J'ai essayé de ne pas faire un film smat. D'aller dans la direction contraire des petites madames en voie de développement de Lise Payette. D'aller à l'inverse de cette série de fims sur les angoisses existentielles de lui, architecte, d'elle, artiste peintre, ou encore de lui, cinéaste, d'elle, comptable, ou encore... etc. C'est à l'infini. J'ai voulu sortir du cinéma de CLSC qu'on impose insidieusement. Je ne suis pas un intervenant social qui filme des bénéficiaires pour régler un problème social. J'ai voulu filmer un monde. La prison n'était qu'un prétexte. J'ai essayé de mettre à l'écran une autre classe sociale. Loin des restaurants gris ou roses, loin des lofts et des divans Roche-Bobois, loin de la moutarde forte, des cheveux mauves et des lampes halogènes. J'ai essayé de faire vivre un monde autre qui, lui, ne respecte pas la norme du français dit international. Un monde ou le week-end n'a pas encore remplacé la fin de semaine. J'ai essayé, je dis bien essayé, de coller à la langue de ce monde. Et ce n'est pas si simple. Et ce n'est pas si facile. Et je ne

suis pas sur d'y être arrivé ou même d'en avoir le talent, tellement mon cerveau est pollué par cette norme serrée, congelée, empesée. La langue de bois du capitalisme à visage humain est une chape de plomb.

Centre ces morts embaumés et souriants de la publicité, du cinéma et de la télévision, j'ai voulu montrer des vivants. Des vivants ramassés au fond des poubelles, au fond de l'égout. Et je les ai vus, ces gens de bien, ceux qui possèdent des biens, faire la fine bouche et parler de vulgarité. C'est Pierre Perrault qui m'a appris que vulgaire venait de vulgus, le peuple.

La véritable vulgarité, pour moi, c'est un plein de marde à cravate et à attache-case qui, sur de lui, m'envoie un memo pour couper une scène, une phrase, un mot, fort des quelques piasses qu'il a investies.
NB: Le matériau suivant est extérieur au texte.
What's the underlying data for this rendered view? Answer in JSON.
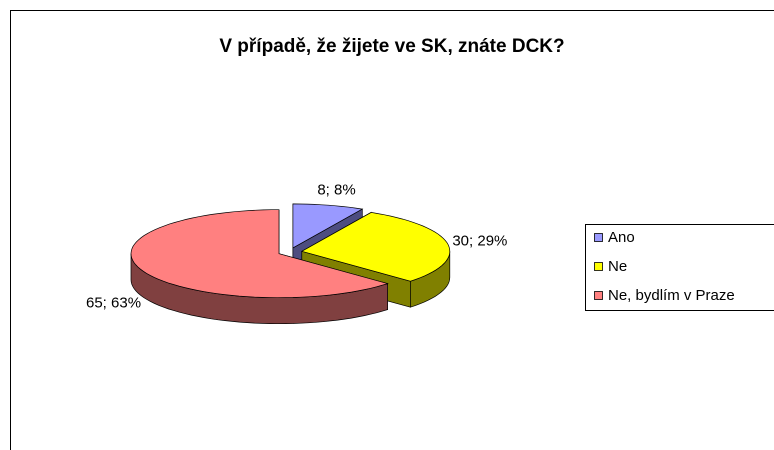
{
  "chart_data": {
    "type": "pie3d",
    "title": "V případě, že žijete ve SK, znáte DCK?",
    "categories": [
      "Ano",
      "Ne",
      "Ne, bydlím v Praze"
    ],
    "values": [
      8,
      30,
      65
    ],
    "value_labels": [
      "8; 8%",
      "30; 29%",
      "65; 63%"
    ],
    "colors": [
      "#9999ff",
      "#ffff00",
      "#ff8080"
    ],
    "side_colors": [
      "#4d4d80",
      "#808000",
      "#804040"
    ],
    "legend": "right"
  }
}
J'ai donc essayé de faire un film sur la liberté le plus librement possible. Apres trois ans, je suis épuisé. C'est une lutte quotidienne, de tous les instants. Une lutte centre tout le monde et d'abord une lutte contre soi-même. Je crois sincèrement que notre pire ennemi est à l’interieur de nous-mêmes. Le problème de la liberté se situe avant tout dans notre tête et dans notre ventre. Un film, c'est une œuvre collective. Faire un film, c'est horrible. Horrible parce qu'il y a le doute. Continuellement. Horrible parce qu'il faut savoir écouter et en même temps se refermer complètement. S'ouvrir aux autres et en même temps se boucher par les deux bouts pour ne pas trahir ce qu'on essaie de dire. Parfois, on se bat avec. Parfois, on se bat contre. Les fonctionnaires, les lecteurs de scenarios, les amis, les producteurs, les ennemis, les critiques, les spectateurs, les comédiens, les techniciens, les distributeurs, les investisseurs. Tout le monde veut dire son mot. Tout le monde veut t'aider. C'est parfois fantastique. C'est parfois à hurler de rage.
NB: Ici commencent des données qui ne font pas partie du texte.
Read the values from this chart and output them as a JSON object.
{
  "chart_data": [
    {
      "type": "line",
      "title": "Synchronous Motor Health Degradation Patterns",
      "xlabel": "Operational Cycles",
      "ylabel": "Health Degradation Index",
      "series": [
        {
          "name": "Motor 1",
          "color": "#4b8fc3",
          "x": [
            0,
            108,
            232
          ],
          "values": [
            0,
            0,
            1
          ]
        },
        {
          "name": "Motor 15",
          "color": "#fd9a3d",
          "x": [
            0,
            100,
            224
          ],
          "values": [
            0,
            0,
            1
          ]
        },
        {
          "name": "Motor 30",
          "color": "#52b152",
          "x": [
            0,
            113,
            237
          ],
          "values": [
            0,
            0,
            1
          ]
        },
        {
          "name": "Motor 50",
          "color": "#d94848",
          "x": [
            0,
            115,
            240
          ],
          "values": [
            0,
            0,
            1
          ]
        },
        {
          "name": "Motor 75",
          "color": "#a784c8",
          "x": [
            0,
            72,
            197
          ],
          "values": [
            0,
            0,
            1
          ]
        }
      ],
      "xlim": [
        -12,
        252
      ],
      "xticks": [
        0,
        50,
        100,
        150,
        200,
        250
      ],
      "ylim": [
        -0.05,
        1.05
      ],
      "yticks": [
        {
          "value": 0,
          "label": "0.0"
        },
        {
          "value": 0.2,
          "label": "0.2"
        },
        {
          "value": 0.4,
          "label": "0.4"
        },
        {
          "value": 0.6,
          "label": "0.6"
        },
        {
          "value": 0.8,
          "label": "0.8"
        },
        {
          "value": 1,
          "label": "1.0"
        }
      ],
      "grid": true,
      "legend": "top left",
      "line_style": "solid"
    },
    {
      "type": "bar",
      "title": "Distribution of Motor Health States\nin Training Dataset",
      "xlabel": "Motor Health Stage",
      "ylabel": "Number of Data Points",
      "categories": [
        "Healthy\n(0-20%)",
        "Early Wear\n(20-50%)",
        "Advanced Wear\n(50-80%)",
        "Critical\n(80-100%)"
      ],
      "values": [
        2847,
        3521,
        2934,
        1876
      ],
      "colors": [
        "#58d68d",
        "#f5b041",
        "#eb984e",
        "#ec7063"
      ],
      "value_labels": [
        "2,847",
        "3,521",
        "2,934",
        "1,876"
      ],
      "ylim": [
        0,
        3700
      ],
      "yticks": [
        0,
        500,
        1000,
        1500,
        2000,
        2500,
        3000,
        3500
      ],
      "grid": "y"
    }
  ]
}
Faut se battre tous les jours, 100 fois par jour. Parfois on gagne, parfois on perd. J'ai perdu quelquefois. Et ca me choque. Pas pour le plaisir de gagner, pas pour le plaisir d'avoir raison, mais pour le résultat sur l'écran. Et si j'ai perdu quelquefois, c'est de ma faute tout simplement. Parce que je suis chieux, parce que c'est trop compliqué, parce que je suis fatigué de me battre, parce que c'est plus facile de fermer sa gueule, parce que je vais encore avoir l’air d'un fou furieux. Parce que... Parce que... Toutes les raisons sont bonnes pour rendre les armes et se laisser couler. D'autres fois, j'ai gagné. J'avais peut-être tort. Je me suis peut-être trompé. C'est sans importance. D'une façon ou d'une autre, il n'y a qu'a soi-même qu'on peut donner des coups de pied dans le cul.

Non, décidément, la liberté n'est pas une police d'assurance... ni une marque de yogourt.